Le Zhang, Ryutaro Tanno, Mou-Cheng Xu, Jin Chen, Joseph Jacob, Olga Cicarrelli, Frederik Barkhof, Daniel C. Alexander

December 2020 Advances In Neural Information Processing Systems (NeurIPS)

Disentangling Human Error from Ground Truth in Segmentation of Medical Images

Recent years have seen increasing use of supervised learning methods for segmentation tasks. However, the predictive performance of these algorithms depends on the quality of labels. This problem is particularly pertinent in the medical image domain, where both the annotation cost and inter-observer variability are high. In a typical label acquisition process, different human experts provide their estimates of the “true” segmentation labels under the influence of their own biases and competence levels. Treating these noisy labels blindly as the ground truth limits the performance that automatic segmentation algorithms can achieve. In this work, we present a method for jointly learning, from purely noisy observations alone, the reliability of individual annotators and the true segmentation label distributions, using two coupled CNNs. The separation of the two is achieved by encouraging the estimated annotators to be maximally unreliable while achieving high fidelity with the noisy training data. We first define a toy segmentation dataset based on MNIST and study the properties of the proposed algorithm. We then demonstrate the utility of the method on three public medical imaging segmentation datasets with simulated (when necessary) and real diverse annotations: 1) MSLSC (multiple-sclerosis lesions); 2) BraTS (brain tumours); 3) LIDC-IDRI (lung abnormalities). In all cases, our method outperforms competing methods and relevant baselines particularly in cases where the number of annotations is small and the amount of disagreement is large. The experiments also show strong ability to capture the complex spatial characteristics of annotators’ mistakes. Our code is available at https: //github.com/moucheng2017/Learn_Noisy_Labels_Medical_Images.

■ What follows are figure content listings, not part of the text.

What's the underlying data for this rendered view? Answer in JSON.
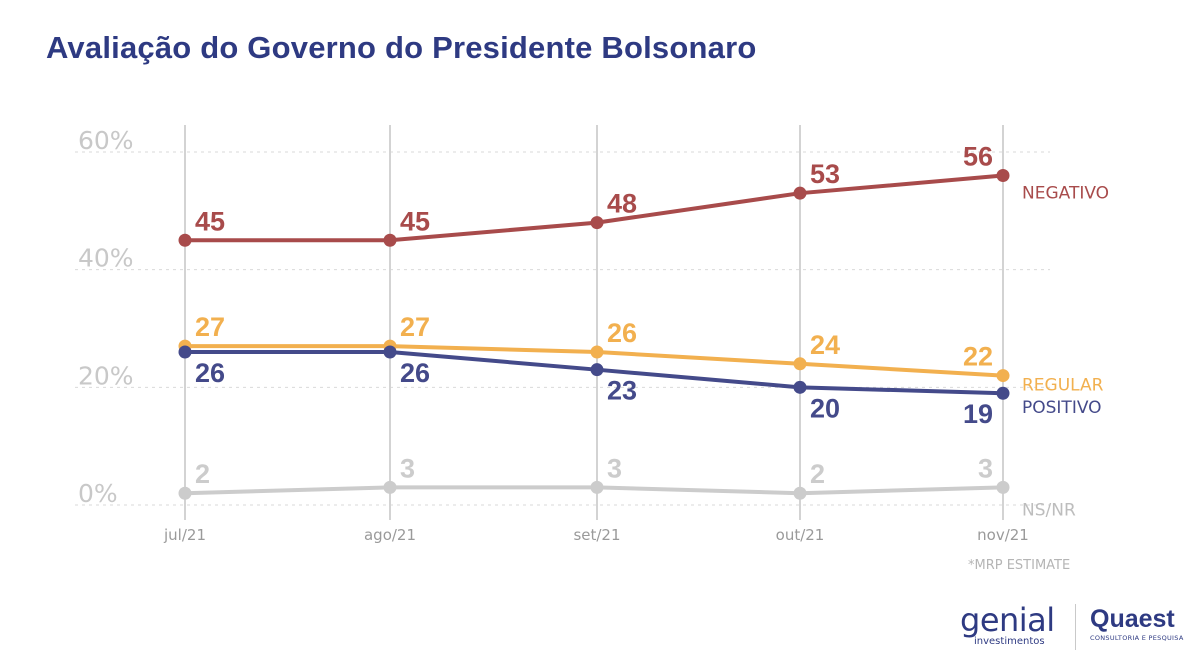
{
  "chart_data": {
    "type": "line",
    "title": "Avaliação do Governo do Presidente Bolsonaro",
    "categories": [
      "jul/21",
      "ago/21",
      "set/21",
      "out/21",
      "nov/21"
    ],
    "y_ticks": [
      "0%",
      "20%",
      "40%",
      "60%"
    ],
    "ylim": [
      0,
      60
    ],
    "grid": true,
    "series": [
      {
        "name": "NEGATIVO",
        "color": "#a84b4b",
        "values": [
          45,
          45,
          48,
          53,
          56
        ],
        "label_position": "above"
      },
      {
        "name": "REGULAR",
        "color": "#f2b04f",
        "values": [
          27,
          27,
          26,
          24,
          22
        ],
        "label_position": "above"
      },
      {
        "name": "POSITIVO",
        "color": "#444a8a",
        "values": [
          26,
          26,
          23,
          20,
          19
        ],
        "label_position": "below"
      },
      {
        "name": "NS/NR",
        "color": "#cccccc",
        "values": [
          2,
          3,
          3,
          2,
          3
        ],
        "label_position": "above"
      }
    ],
    "footnote": "*MRP ESTIMATE"
  },
  "brands": {
    "genial_name": "genial",
    "genial_sub": "investimentos",
    "quaest_name": "Quaest",
    "quaest_sub": "CONSULTORIA E PESQUISA"
  }
}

Mou-Cheng Xu, Neil P. Oxtoby, Daniel C. Alexander, Joseph Jacob

September 2020 British Machine Vision Conference (BMVC)

Learning to Pay Attention to Mistakes

In convolutional neural network based medical image segmentation, the periphery of foreground regions representing malignant tissues may be disproportionately assigned as belonging to the background class of healthy tissues [18][21][24][12][4]. Misclassification of foreground pixels as the background class can lead to high false negative detection rates. In this paper, we propose a novel attention mechanism to directly address such high false negative rates, called Paying Attention to Mistakes. Our attention mechanism steers the models towards false positive identification, which counters the existing bias towards false negatives. The proposed mechanism has two complementary implementations: (a) “explicit” steering of the model to attend to a larger Effective Receptive Field on the foreground areas; (b) “implicit” steering towards false positives, by attending to a smaller Effective Receptive Field on the background areas. We validated our methods on three tasks: 1) binary dense prediction between vehicles and the background using CityScapes; 2) Enhanced Tumour Core segmentation with multi-modal MRI scans in BRATS2018; 3) segmenting stroke lesions using ultrasound images in ISLES2018. We compared our methods with state-of-the-art attention mechanisms in medical imaging, including self-attention, spatial-attention and spatial-channel mixed attention. Across all of the three different tasks, our models consistently outperform the baseline models in Intersection over Union (IoU) and/or Hausdorff Distance (HD). For instance, in the second task, the “explicit” implementation of our mechanism reduces the HD of the best baseline by more than 26%, whilst improving the IoU by more than 3%. We believe our proposed attention mechanism can benefit a wide range of medical and computer vision tasks, which suffer from over-detection of background.